CABIN FEVER

Today is the first time in more than a week that the windows are not shut and the shades drawn by noon. The air conditioner and fan are taking a much deserved rest. We have experienced the first of the summer heat waves that come each year to Northern California and force new rhythms into daily life. Anything that requires driving, needs cooking or resembles moving must be completed early in the day – at least by those lucky enough to be able to escape into air conditioning.

This self-imposed isolation creates a world of its own in which the ordinary is suspended and the extraordinary the norm. In this cabin of my imagination I am thrown back upon my own resources – all escapes have been cut off except for books and movies. This week I have been absorbed by a biography of Gypsy Rose Lee, noted stripper of the 40’s; Manning Up, a sociological exploration of a new life stage called pre-adulthood; Colette’s book of short stories, The Tender Shoot; and Willa Cather’s My Antonia, a wonderfully lyrical book of life on the early western prairie.

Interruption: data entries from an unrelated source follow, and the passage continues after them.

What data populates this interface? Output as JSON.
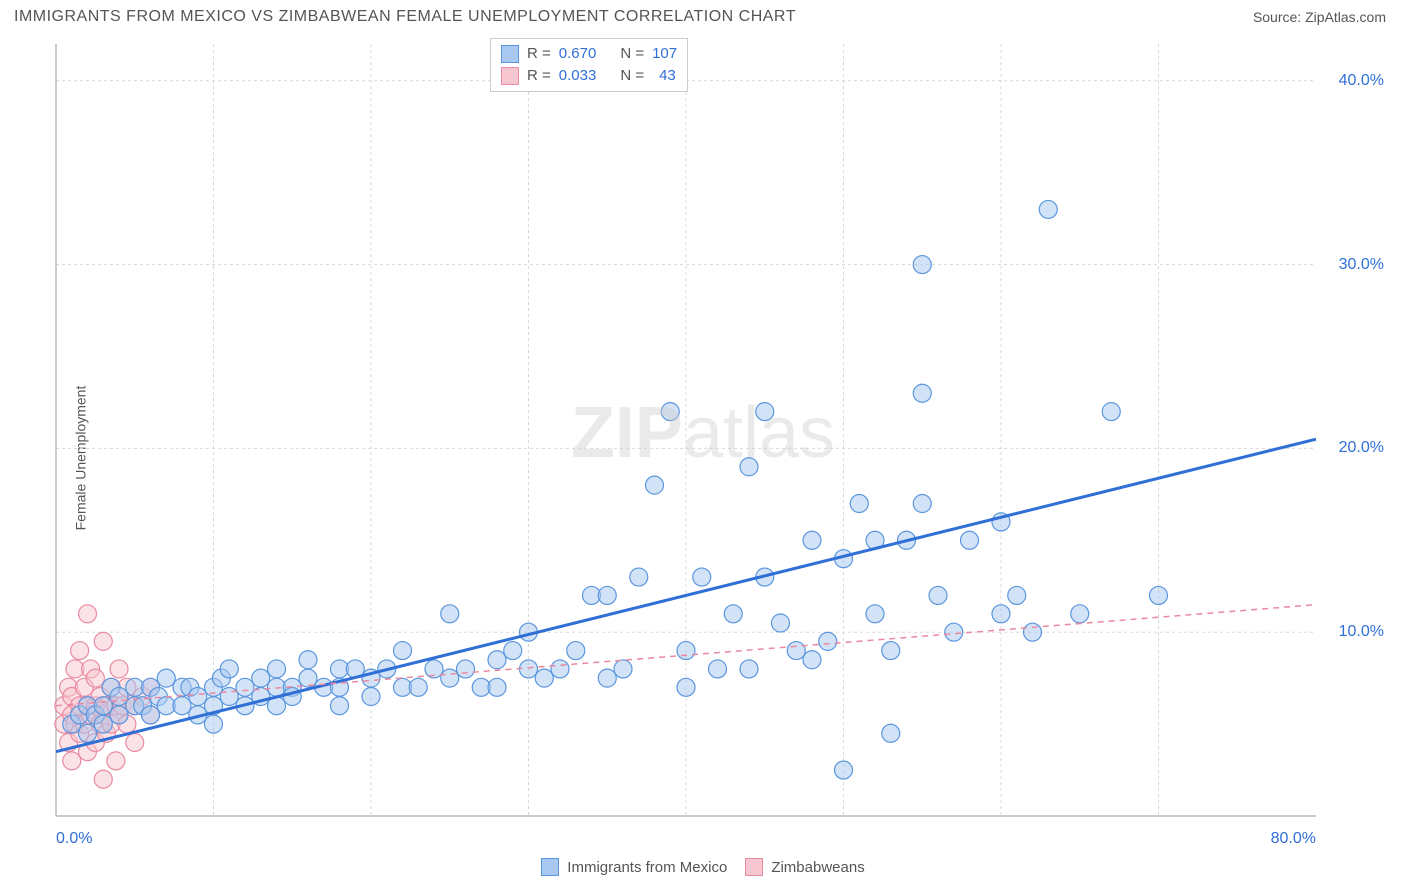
{
  "header": {
    "title": "IMMIGRANTS FROM MEXICO VS ZIMBABWEAN FEMALE UNEMPLOYMENT CORRELATION CHART",
    "source_label": "Source:",
    "source_name": "ZipAtlas.com"
  },
  "watermark": {
    "bold": "ZIP",
    "light": "atlas"
  },
  "chart": {
    "type": "scatter",
    "ylabel": "Female Unemployment",
    "background_color": "#ffffff",
    "grid_color": "#d8d8d8",
    "axis_line_color": "#bcbcbc",
    "tick_label_color": "#2f6fd6",
    "tick_fontsize": 16,
    "label_fontsize": 14,
    "title_fontsize": 16,
    "title_color": "#555555",
    "xlim": [
      0,
      80
    ],
    "ylim": [
      0,
      42
    ],
    "xticks": [
      {
        "pos": 0,
        "label": "0.0%"
      },
      {
        "pos": 80,
        "label": "80.0%"
      }
    ],
    "yticks": [
      {
        "pos": 10,
        "label": "10.0%"
      },
      {
        "pos": 20,
        "label": "20.0%"
      },
      {
        "pos": 30,
        "label": "30.0%"
      },
      {
        "pos": 40,
        "label": "40.0%"
      }
    ],
    "marker_radius": 9,
    "marker_opacity": 0.5,
    "series": [
      {
        "name": "Immigrants from Mexico",
        "fill_color": "#a8c8f0",
        "stroke_color": "#5a96de",
        "trend_color": "#2f6fd6",
        "trend_width": 3,
        "trend_dash": "none",
        "r_value": "0.670",
        "n_value": "107",
        "trend": {
          "x1": 0,
          "y1": 3.5,
          "x2": 80,
          "y2": 20.5
        },
        "points": [
          [
            1,
            5
          ],
          [
            1.5,
            5.5
          ],
          [
            2,
            6
          ],
          [
            2,
            4.5
          ],
          [
            2.5,
            5.5
          ],
          [
            3,
            6
          ],
          [
            3,
            5
          ],
          [
            3.5,
            7
          ],
          [
            4,
            5.5
          ],
          [
            4,
            6.5
          ],
          [
            5,
            6
          ],
          [
            5,
            7
          ],
          [
            5.5,
            6
          ],
          [
            6,
            7
          ],
          [
            6,
            5.5
          ],
          [
            6.5,
            6.5
          ],
          [
            7,
            6
          ],
          [
            7,
            7.5
          ],
          [
            8,
            7
          ],
          [
            8,
            6
          ],
          [
            8.5,
            7
          ],
          [
            9,
            6.5
          ],
          [
            9,
            5.5
          ],
          [
            10,
            7
          ],
          [
            10,
            6
          ],
          [
            10.5,
            7.5
          ],
          [
            11,
            6.5
          ],
          [
            11,
            8
          ],
          [
            12,
            7
          ],
          [
            12,
            6
          ],
          [
            13,
            7.5
          ],
          [
            13,
            6.5
          ],
          [
            14,
            7
          ],
          [
            14,
            8
          ],
          [
            15,
            7
          ],
          [
            15,
            6.5
          ],
          [
            16,
            7.5
          ],
          [
            16,
            8.5
          ],
          [
            17,
            7
          ],
          [
            18,
            8
          ],
          [
            18,
            7
          ],
          [
            19,
            8
          ],
          [
            20,
            7.5
          ],
          [
            20,
            6.5
          ],
          [
            21,
            8
          ],
          [
            22,
            7
          ],
          [
            23,
            7
          ],
          [
            24,
            8
          ],
          [
            25,
            7.5
          ],
          [
            25,
            11
          ],
          [
            26,
            8
          ],
          [
            27,
            7
          ],
          [
            28,
            8.5
          ],
          [
            29,
            9
          ],
          [
            30,
            8
          ],
          [
            31,
            7.5
          ],
          [
            32,
            8
          ],
          [
            33,
            9
          ],
          [
            34,
            12
          ],
          [
            35,
            7.5
          ],
          [
            36,
            8
          ],
          [
            37,
            13
          ],
          [
            38,
            18
          ],
          [
            39,
            22
          ],
          [
            40,
            9
          ],
          [
            41,
            13
          ],
          [
            42,
            8
          ],
          [
            43,
            11
          ],
          [
            44,
            19
          ],
          [
            45,
            13
          ],
          [
            45,
            22
          ],
          [
            46,
            10.5
          ],
          [
            47,
            9
          ],
          [
            48,
            8.5
          ],
          [
            49,
            9.5
          ],
          [
            50,
            14
          ],
          [
            50,
            2.5
          ],
          [
            51,
            17
          ],
          [
            52,
            15
          ],
          [
            53,
            9
          ],
          [
            53,
            4.5
          ],
          [
            54,
            15
          ],
          [
            55,
            23
          ],
          [
            55,
            17
          ],
          [
            55,
            30
          ],
          [
            56,
            12
          ],
          [
            57,
            10
          ],
          [
            58,
            15
          ],
          [
            60,
            16
          ],
          [
            61,
            12
          ],
          [
            62,
            10
          ],
          [
            63,
            33
          ],
          [
            65,
            11
          ],
          [
            67,
            22
          ],
          [
            70,
            12
          ],
          [
            60,
            11
          ],
          [
            48,
            15
          ],
          [
            52,
            11
          ],
          [
            44,
            8
          ],
          [
            40,
            7
          ],
          [
            35,
            12
          ],
          [
            30,
            10
          ],
          [
            28,
            7
          ],
          [
            22,
            9
          ],
          [
            18,
            6
          ],
          [
            14,
            6
          ],
          [
            10,
            5
          ]
        ]
      },
      {
        "name": "Zimbabweans",
        "fill_color": "#f7c6d0",
        "stroke_color": "#e98aa0",
        "trend_color": "#e98aa0",
        "trend_width": 1.5,
        "trend_dash": "6,5",
        "r_value": "0.033",
        "n_value": "43",
        "trend": {
          "x1": 0,
          "y1": 6,
          "x2": 80,
          "y2": 11.5
        },
        "points": [
          [
            0.5,
            5
          ],
          [
            0.5,
            6
          ],
          [
            0.8,
            4
          ],
          [
            0.8,
            7
          ],
          [
            1,
            5.5
          ],
          [
            1,
            6.5
          ],
          [
            1,
            3
          ],
          [
            1.2,
            8
          ],
          [
            1.2,
            5
          ],
          [
            1.5,
            6
          ],
          [
            1.5,
            4.5
          ],
          [
            1.5,
            9
          ],
          [
            1.8,
            5
          ],
          [
            1.8,
            7
          ],
          [
            2,
            6
          ],
          [
            2,
            3.5
          ],
          [
            2,
            11
          ],
          [
            2.2,
            5.5
          ],
          [
            2.2,
            8
          ],
          [
            2.5,
            6
          ],
          [
            2.5,
            4
          ],
          [
            2.5,
            7.5
          ],
          [
            2.8,
            5
          ],
          [
            2.8,
            6.5
          ],
          [
            3,
            5.5
          ],
          [
            3,
            2
          ],
          [
            3,
            9.5
          ],
          [
            3.2,
            6
          ],
          [
            3.2,
            4.5
          ],
          [
            3.5,
            7
          ],
          [
            3.5,
            5
          ],
          [
            3.8,
            6
          ],
          [
            3.8,
            3
          ],
          [
            4,
            5.5
          ],
          [
            4,
            8
          ],
          [
            4.2,
            6
          ],
          [
            4.5,
            5
          ],
          [
            4.5,
            7
          ],
          [
            5,
            6
          ],
          [
            5,
            4
          ],
          [
            5.5,
            6.5
          ],
          [
            6,
            5.5
          ],
          [
            6,
            7
          ]
        ]
      }
    ]
  },
  "legend_top": {
    "r_label": "R =",
    "n_label": "N ="
  },
  "legend_bottom": {
    "items": [
      {
        "label": "Immigrants from Mexico",
        "fill": "#a8c8f0",
        "stroke": "#5a96de"
      },
      {
        "label": "Zimbabweans",
        "fill": "#f7c6d0",
        "stroke": "#e98aa0"
      }
    ]
  }
}
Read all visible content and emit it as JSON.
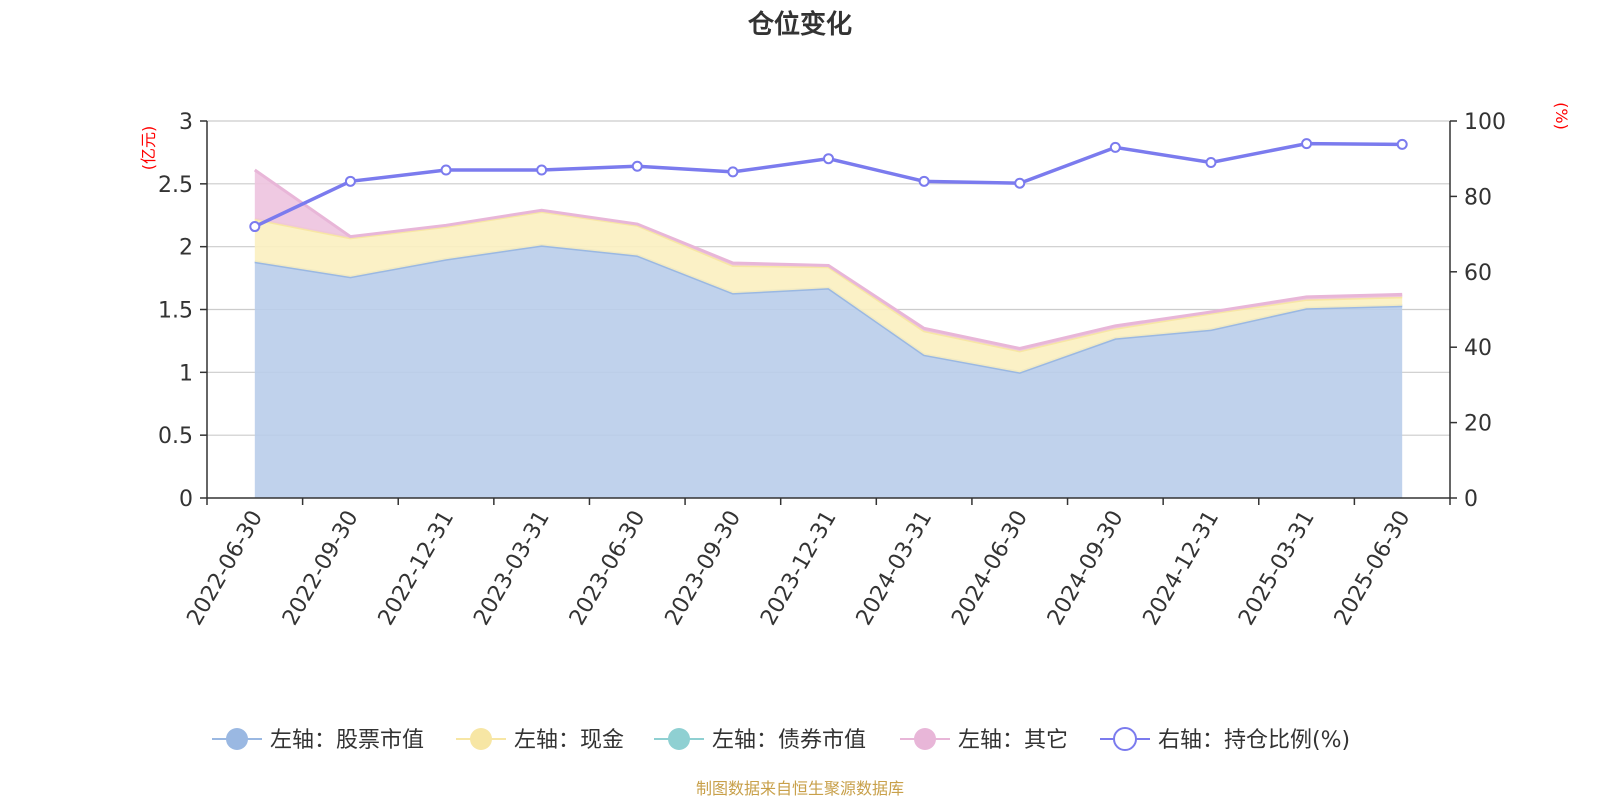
{
  "chart_data": {
    "type": "area",
    "title": "仓位变化",
    "categories": [
      "2022-06-30",
      "2022-09-30",
      "2022-12-31",
      "2023-03-31",
      "2023-06-30",
      "2023-09-30",
      "2023-12-31",
      "2024-03-31",
      "2024-06-30",
      "2024-09-30",
      "2024-12-31",
      "2025-03-31",
      "2025-06-30"
    ],
    "left_axis": {
      "unit": "(亿元)",
      "ylim": [
        0,
        3
      ],
      "ticks": [
        "0",
        "0.5",
        "1",
        "1.5",
        "2",
        "2.5",
        "3"
      ]
    },
    "right_axis": {
      "unit": "(%)",
      "ylim": [
        0,
        100
      ],
      "ticks": [
        "0",
        "20",
        "40",
        "60",
        "80",
        "100"
      ]
    },
    "grid": true,
    "legend_position": "bottom",
    "series": [
      {
        "name": "左轴：股票市值",
        "axis": "left",
        "color": "#9ab8e2",
        "fill": "#b9cdea",
        "values": [
          1.88,
          1.76,
          1.9,
          2.01,
          1.93,
          1.63,
          1.67,
          1.14,
          1.0,
          1.27,
          1.34,
          1.51,
          1.53
        ]
      },
      {
        "name": "左轴：现金",
        "axis": "left",
        "color": "#f7e6a4",
        "fill": "#fbefc0",
        "values": [
          0.34,
          0.31,
          0.26,
          0.27,
          0.24,
          0.22,
          0.17,
          0.19,
          0.17,
          0.08,
          0.13,
          0.07,
          0.07
        ]
      },
      {
        "name": "左轴：债券市值",
        "axis": "left",
        "color": "#8fd0d2",
        "fill": "#8fd0d2",
        "values": [
          0,
          0,
          0,
          0,
          0,
          0,
          0,
          0,
          0,
          0,
          0,
          0,
          0
        ]
      },
      {
        "name": "左轴：其它",
        "axis": "left",
        "color": "#e8b6d8",
        "fill": "#edc3df",
        "values": [
          0.39,
          0.01,
          0.01,
          0.01,
          0.01,
          0.02,
          0.01,
          0.02,
          0.02,
          0.02,
          0.01,
          0.02,
          0.02
        ]
      },
      {
        "name": "右轴：持仓比例(%)",
        "axis": "right",
        "color": "#7b7bee",
        "values": [
          72,
          84,
          87,
          87,
          88,
          86.5,
          90,
          84,
          83.5,
          93,
          89,
          94,
          93.8
        ]
      }
    ]
  },
  "source_text": "制图数据来自恒生聚源数据库"
}
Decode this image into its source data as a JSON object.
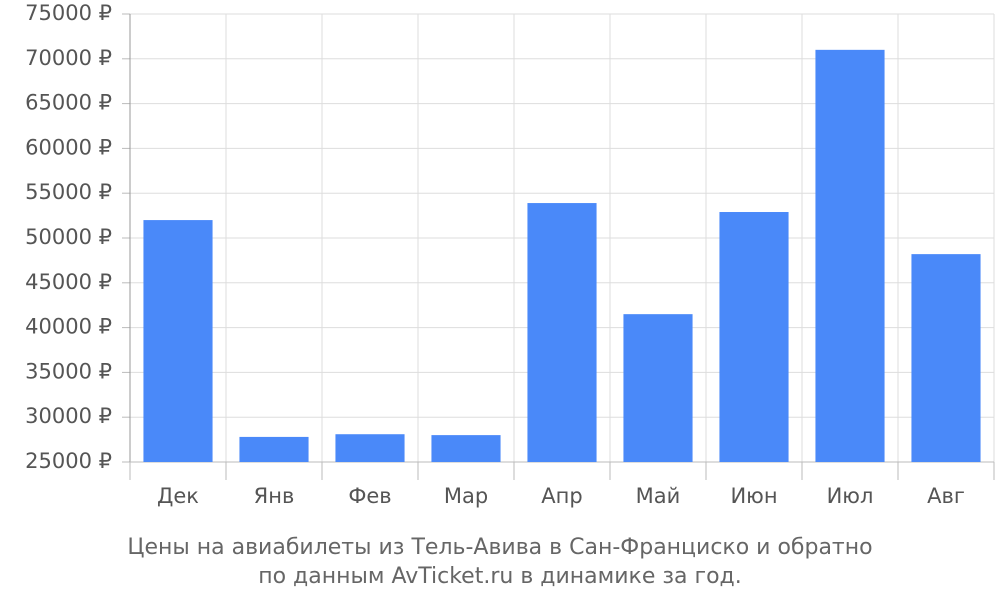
{
  "chart_data": {
    "type": "bar",
    "title": [
      "Цены на авиабилеты из Тель-Авива в Сан-Франциско и обратно",
      "по данным AvTicket.ru в динамике за год."
    ],
    "categories": [
      "Дек",
      "Янв",
      "Фев",
      "Мар",
      "Апр",
      "Май",
      "Июн",
      "Июл",
      "Авг"
    ],
    "values": [
      52000,
      27800,
      28100,
      28000,
      53900,
      41500,
      52900,
      71000,
      48200
    ],
    "color": "#4a89f9",
    "ylim": [
      25000,
      75000
    ],
    "yticks": [
      {
        "value": 25000,
        "label": "25000 ₽"
      },
      {
        "value": 30000,
        "label": "30000 ₽"
      },
      {
        "value": 35000,
        "label": "35000 ₽"
      },
      {
        "value": 40000,
        "label": "40000 ₽"
      },
      {
        "value": 45000,
        "label": "45000 ₽"
      },
      {
        "value": 50000,
        "label": "50000 ₽"
      },
      {
        "value": 55000,
        "label": "55000 ₽"
      },
      {
        "value": 60000,
        "label": "60000 ₽"
      },
      {
        "value": 65000,
        "label": "65000 ₽"
      },
      {
        "value": 70000,
        "label": "70000 ₽"
      },
      {
        "value": 75000,
        "label": "75000 ₽"
      }
    ],
    "grid": true
  }
}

The Cather book made me nostalgic for my own early days and simpler times but perhaps that desire to reminisce is just an aspect of aging for I am no longer beguiled by the magic promises the future can project. Through day dreams I journey back to the past which, although also out of reach, offer pictures and sounds and smells of earlier times I now view with tenderness and longing. The pain has now been tempered by time; the joys are now better appreciated. Gratitude is a prevailing quality.

In contrast to the isolation and hermetic quality of the days, the nights have become more alive. While the air conditioner sleeps, the windows are raised high, the sounds of traffic and backyard conversations fill the air. Likewise, my dreams take me down ancient corridors where beloved faces and voices come to visit.

Sometimes poignant and loving, sometimes frightening with old traumas and projections, the dreams float in on the cool delta breezes of the night and stealthily encircle the bed. In one I embrace my son and wake up weeping. In another, a woman – is it my mother or myself – berates me for failing and asks why I don’t try harder. I see long departed pets as well as a dog I do not know eager to run with me through the fields. I see myself as I was and will not be again.

Towards morning, a slight chill is felt as the mists lift. I pull the sheet around my bare shoulders while my mind stretches out long tendrils trying to recapture the messages the dreams have left behind. As dawn creeps over the horizon, a night bird sings its final song.